History Through the Lens is an exhibition of photographs opened at the CHF branch office in Dubrovnik to mark the 70th anniversary of the Slobodna Dalmacija newspaper. On hand for the opening of the exhibition, along with retired Dubrovnik journalist Mato Jerinić, were Feđa Klarić and Damir Šarić of Split’s Slobodna Dalmacija.
History Through the Lens is an exhibition of photographs opened at the Croatian Heritage Foundation’s branch office in the historical core of Dubrovnik on June 19th to mark the 70th anniversary of the Slobodna Dalmacija newspaper.
“I am very pleased that we are able to host such a beautiful and important exhibition and to celebrate 70 years of Slobodna Dalmacija,” said Maja Mozara, the head of the CHF office in Dubrovnik.
On hand for the opening of the exhibition, along with retired Dubrovnik journalist Mato Jerinić, were Feđa Klarić and Damir Šarić of the Split-based Slobodna Dalmacija newspaper.

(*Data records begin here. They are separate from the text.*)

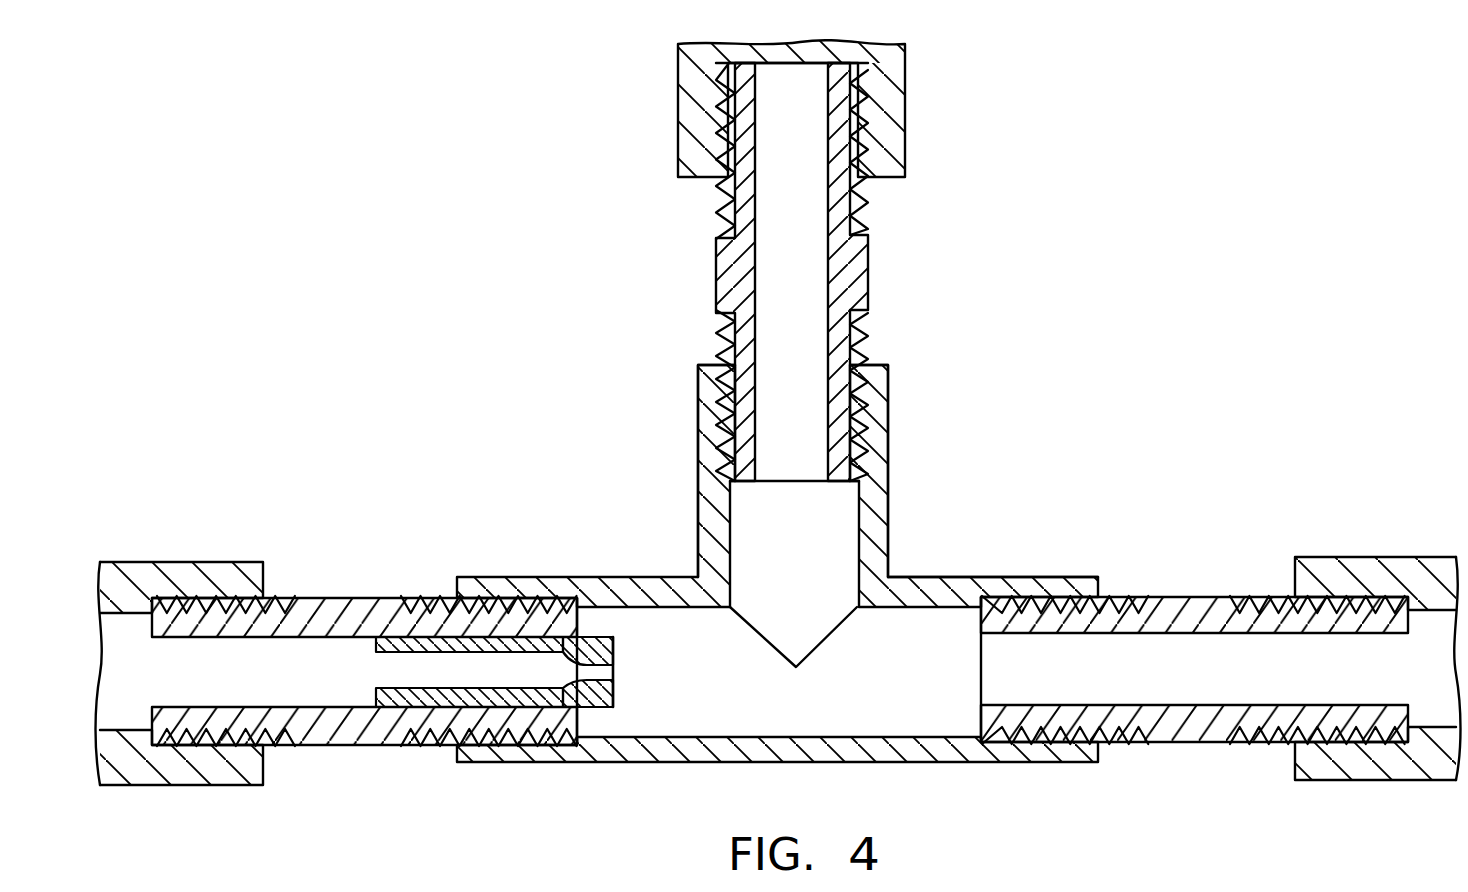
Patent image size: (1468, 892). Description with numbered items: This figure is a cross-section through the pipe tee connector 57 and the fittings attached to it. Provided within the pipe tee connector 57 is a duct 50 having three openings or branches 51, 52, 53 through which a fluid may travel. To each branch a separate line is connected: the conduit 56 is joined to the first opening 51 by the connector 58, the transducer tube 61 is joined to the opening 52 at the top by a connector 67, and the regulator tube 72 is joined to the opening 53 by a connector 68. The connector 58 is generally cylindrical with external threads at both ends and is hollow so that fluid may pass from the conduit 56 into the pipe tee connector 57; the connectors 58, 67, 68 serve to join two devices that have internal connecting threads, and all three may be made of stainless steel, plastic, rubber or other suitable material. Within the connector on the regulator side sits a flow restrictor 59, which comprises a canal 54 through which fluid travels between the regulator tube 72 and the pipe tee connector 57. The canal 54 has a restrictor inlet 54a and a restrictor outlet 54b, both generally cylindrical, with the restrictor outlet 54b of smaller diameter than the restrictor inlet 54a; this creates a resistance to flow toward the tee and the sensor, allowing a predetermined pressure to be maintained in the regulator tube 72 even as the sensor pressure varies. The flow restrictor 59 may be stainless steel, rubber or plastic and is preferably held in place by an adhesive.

The duct 50 is at (861, 675).
The opening 51 is at (1106, 588).
The opening 52 is at (869, 357).
The opening 53 is at (452, 598).
The canal 54 is at (489, 669).
The restrictor inlet 54a is at (378, 666).
The restrictor outlet 54b is at (642, 669).
The conduit 56 is at (1335, 782).
The pipe tee connector 57 is at (931, 576).
The connector 58 is at (1215, 744).
The flow restrictor 59 is at (615, 652).
The transducer tube 61 is at (906, 85).
The connector 67 is at (716, 250).
The connector 68 is at (352, 747).
The regulator tube 72 is at (203, 787).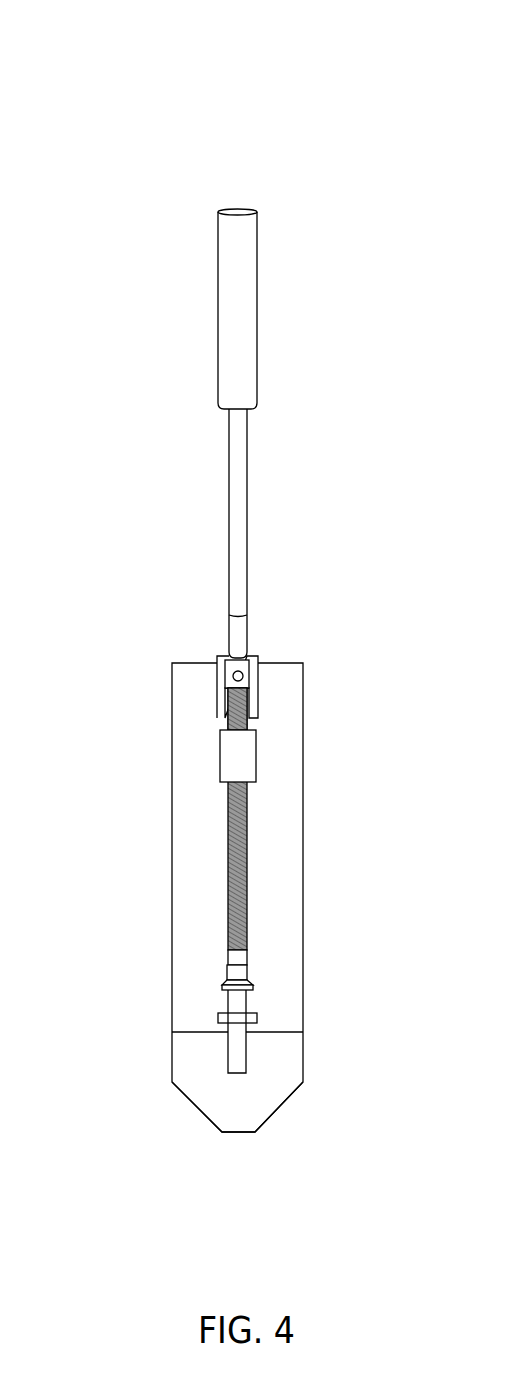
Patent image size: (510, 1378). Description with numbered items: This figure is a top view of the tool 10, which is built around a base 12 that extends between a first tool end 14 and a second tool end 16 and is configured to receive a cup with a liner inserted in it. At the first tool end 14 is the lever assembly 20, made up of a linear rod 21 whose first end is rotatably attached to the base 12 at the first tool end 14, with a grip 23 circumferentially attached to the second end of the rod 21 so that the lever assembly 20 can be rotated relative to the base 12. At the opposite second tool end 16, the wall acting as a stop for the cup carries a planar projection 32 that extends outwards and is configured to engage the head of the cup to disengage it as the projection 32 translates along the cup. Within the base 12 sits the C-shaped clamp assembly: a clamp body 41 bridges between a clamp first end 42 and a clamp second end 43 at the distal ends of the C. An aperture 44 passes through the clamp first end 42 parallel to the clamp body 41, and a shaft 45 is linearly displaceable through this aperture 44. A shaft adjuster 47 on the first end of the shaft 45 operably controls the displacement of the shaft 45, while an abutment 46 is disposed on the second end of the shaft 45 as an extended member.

“I am delighted to have been able to work with Feđa Klarić, the recipient of the Lifetime Achievement Award, in selecting the photographs for this 70th anniversary exhibition and monograph. Journalists and photo reporters are—as you know—a pair, just as photos and articles are inseparable. Photographs are, however, somewhat more powerful and longer-lived than our articles. The text is forgotten, but the photo is still valuable thirty years down the road. News photos are not perfect bodies, but they do possess all that an art photo does not, and that is life. Without these people they would not make sense, without people newspapers and journalism would also not make sense,” noted Damir Šarić.

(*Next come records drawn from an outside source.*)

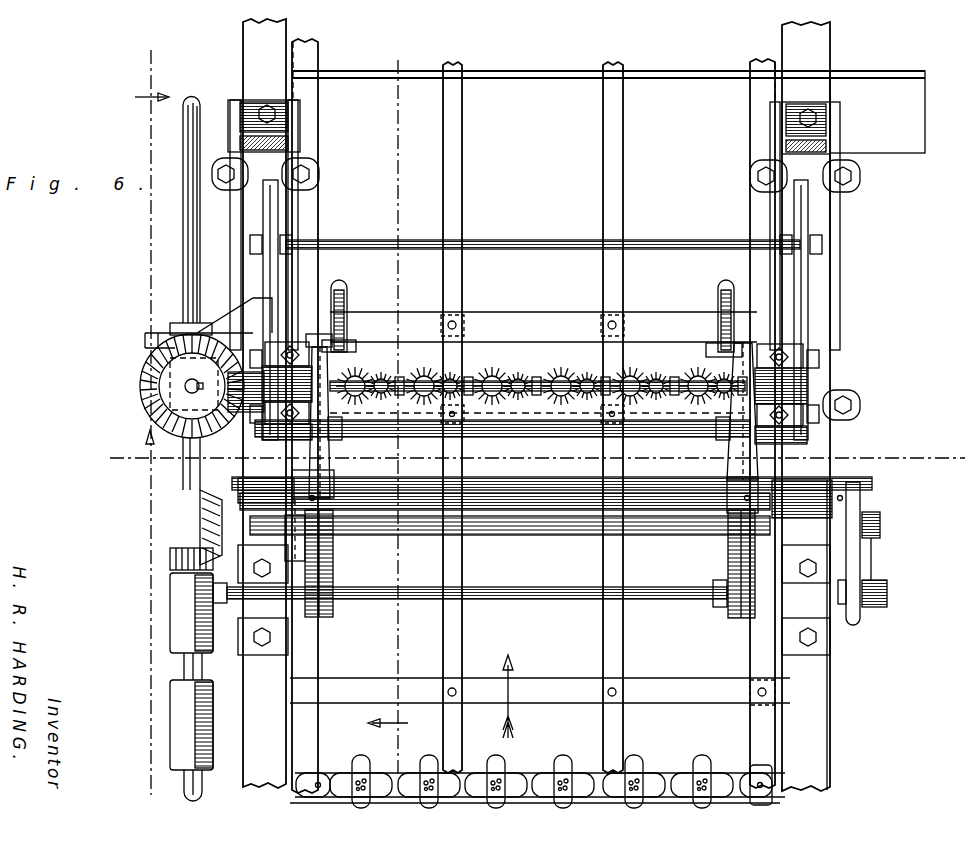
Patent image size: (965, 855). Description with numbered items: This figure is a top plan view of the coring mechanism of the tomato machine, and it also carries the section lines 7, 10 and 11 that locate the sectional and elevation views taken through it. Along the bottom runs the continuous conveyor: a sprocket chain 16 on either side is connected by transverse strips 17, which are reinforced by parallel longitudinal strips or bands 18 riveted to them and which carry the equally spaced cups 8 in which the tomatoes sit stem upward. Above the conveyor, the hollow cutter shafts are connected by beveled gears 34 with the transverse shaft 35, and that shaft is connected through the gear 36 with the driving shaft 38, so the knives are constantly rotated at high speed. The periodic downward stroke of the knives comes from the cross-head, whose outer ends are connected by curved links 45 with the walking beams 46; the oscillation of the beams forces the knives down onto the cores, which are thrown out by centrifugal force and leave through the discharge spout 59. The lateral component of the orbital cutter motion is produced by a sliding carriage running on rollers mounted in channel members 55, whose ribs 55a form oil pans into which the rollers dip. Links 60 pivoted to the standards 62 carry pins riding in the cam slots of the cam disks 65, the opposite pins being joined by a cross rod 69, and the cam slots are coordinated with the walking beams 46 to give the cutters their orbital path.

The section line 7- 7 is at (394, 408).
The cups 8 is at (515, 776).
The section line 10- 10 is at (514, 475).
The section line 11- 11 is at (145, 422).
The sprocket chain 16 is at (312, 771).
The transverse strips 17 is at (666, 777).
The longitudinal strips or bands 18 is at (462, 627).
The beveled gears 34 is at (578, 368).
The transverse shaft 35 is at (680, 378).
The gear 36 is at (150, 409).
The driving shaft 38 is at (183, 239).
The curved links 45 is at (340, 296).
The walking beams 46 is at (310, 464).
The channel members 55 is at (875, 211).
The ribs 55a is at (243, 131).
The discharge spout 59 is at (885, 154).
The links 60 is at (338, 470).
The standards 62 is at (275, 210).
The cam disks 65 is at (328, 617).
The cross rod 69 is at (660, 593).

“The many people who have observed that over recent years and decades the best photography to be found in daily newspapers in this part of Southeast Europe were those on the pages of Slobodna Dalmacija have found a strong affirmation in this exhibition, because this is the first time that a daily newspaper has staged a retrospective of its photographs that are both exceptional and meet the most stringent criteria of international journalism. They possess that which both corresponds to reality and leaves no one indifferent; they ennoble people and create solidarity among journalists with all those who are threatened, persecuted and disenfranchised. In the history of Slobodna Dalmacija photography this city has given many figures—people like Petar Jović, who was among the first, Tonći Plazibat, the youngest among them and, of course—a pillar among them—Milo Kovač,” said Feđa Klarić.
“I am particularly happy on this occasion to be able to say a few words about Dubrovnik’s photo reporters who developed and entered the world of photo journalism during my time as the head of the Slobodna Dalmacija correspondent bureau. I learned from people like Milo Kovač, Željko Tutnjević, Tonći Plazibat and Zvonimir Pandža that a photo reporter was a journalist with a camera and I learned about having a passion for one’s profession. True photo reporters are absorbed by their work, enamoured of it, constantly on the move. So many times they find themselves in places we journalists often did not visit. Where life is, therefore, is where they are,” noted Mato Jerinić in opening the exhibition, open through to the end of the week.